Lord Gadhia revealed how the UK-India bilateral ties depend on political leaders and diplomats, especially the importance of free trade agreements (FTAs).

"Though a significant element of the UK-India bilateral, agenda lies in the hands of political leaders and diplomats, especially the FTA negotiations, a lot of the activity flows from the two-way traffic of people, ideas, commerce and collaboration, which is such a defining characteristic of the UK-India axis," said Lord Gadhia.

UK-India partnership can help other countries to leverage Indian technology

The Home Secretary further explained how India's intellectual and technological strength is essential for this partnership.

"The intellectual horsepower of India is enormous and getting bigger. Whether it is dealing with potential future pandemics or dealing with non-communicable diseases or dealing with the opportunities and risks of AI or financial services or sustainable agriculture, I struggle to think of any sector where coordination and cooperation between the UK and India will not be a force for good in the world," said James Cleverly

Speaking of the global conflict dashboard flashing red lights, the Internet Governance Forum (IGF) Chairman and CEO Manoj Ladwa said: "As we have seen, approaches and responses can vary, even between the closest of partners.

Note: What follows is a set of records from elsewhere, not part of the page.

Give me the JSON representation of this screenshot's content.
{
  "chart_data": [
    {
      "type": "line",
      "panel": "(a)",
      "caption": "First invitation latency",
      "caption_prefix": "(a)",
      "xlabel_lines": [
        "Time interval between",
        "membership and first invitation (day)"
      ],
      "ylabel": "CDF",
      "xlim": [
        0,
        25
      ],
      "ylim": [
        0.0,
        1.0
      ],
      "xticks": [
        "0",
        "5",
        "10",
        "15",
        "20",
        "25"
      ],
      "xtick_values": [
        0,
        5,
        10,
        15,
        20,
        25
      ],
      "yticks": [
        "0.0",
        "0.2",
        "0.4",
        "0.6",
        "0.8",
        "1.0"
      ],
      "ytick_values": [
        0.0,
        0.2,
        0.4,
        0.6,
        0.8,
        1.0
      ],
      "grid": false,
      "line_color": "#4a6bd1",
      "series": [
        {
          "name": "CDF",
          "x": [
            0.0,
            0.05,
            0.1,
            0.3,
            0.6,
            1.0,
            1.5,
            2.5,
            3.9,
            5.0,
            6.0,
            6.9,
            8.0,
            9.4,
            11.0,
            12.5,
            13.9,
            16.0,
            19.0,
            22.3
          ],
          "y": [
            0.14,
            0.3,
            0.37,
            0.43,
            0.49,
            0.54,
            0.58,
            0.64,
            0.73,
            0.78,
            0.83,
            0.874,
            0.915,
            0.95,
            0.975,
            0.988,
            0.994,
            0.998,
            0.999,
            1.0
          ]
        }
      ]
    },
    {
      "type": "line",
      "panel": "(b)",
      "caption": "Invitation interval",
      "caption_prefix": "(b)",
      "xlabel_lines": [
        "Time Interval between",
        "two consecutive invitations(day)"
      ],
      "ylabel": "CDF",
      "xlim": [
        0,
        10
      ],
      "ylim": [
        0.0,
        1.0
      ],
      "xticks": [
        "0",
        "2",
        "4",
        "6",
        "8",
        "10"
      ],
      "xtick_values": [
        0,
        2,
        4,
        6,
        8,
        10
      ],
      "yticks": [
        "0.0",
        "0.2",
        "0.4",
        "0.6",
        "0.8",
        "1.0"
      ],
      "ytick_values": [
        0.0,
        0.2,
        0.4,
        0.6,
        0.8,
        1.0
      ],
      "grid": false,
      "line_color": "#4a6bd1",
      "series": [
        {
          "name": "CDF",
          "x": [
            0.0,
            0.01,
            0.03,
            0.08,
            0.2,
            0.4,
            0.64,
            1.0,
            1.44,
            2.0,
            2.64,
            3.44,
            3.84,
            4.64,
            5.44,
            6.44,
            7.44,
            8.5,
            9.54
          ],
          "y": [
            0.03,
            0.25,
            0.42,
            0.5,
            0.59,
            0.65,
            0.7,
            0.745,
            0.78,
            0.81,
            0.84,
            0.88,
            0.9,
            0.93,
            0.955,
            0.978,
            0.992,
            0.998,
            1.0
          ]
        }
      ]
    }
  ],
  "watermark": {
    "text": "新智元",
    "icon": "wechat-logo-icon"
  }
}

"These divergences are more about nuance and emphasis, rather than the fundamental values of the rule of law, freedom of belief, diversity and inclusion, freer trade, and democracy, that we all so cherish."

Ladway continued: "In such times, democracies must work harder together. Because we all know, democracies work best, when democracies work together."

Meanwhile, India's Deputy High Commissioner Sujit Ghosh underlined the role of India in helping others as its economy prospers.

"India is not just creating opportunities for its people but also for the rest of the globe. The UK is uniquely positioned to benefit from India's rise. The time has come for our friends in the UK to shed their old lens and see India for what it is," said the Deputy High Commissioner.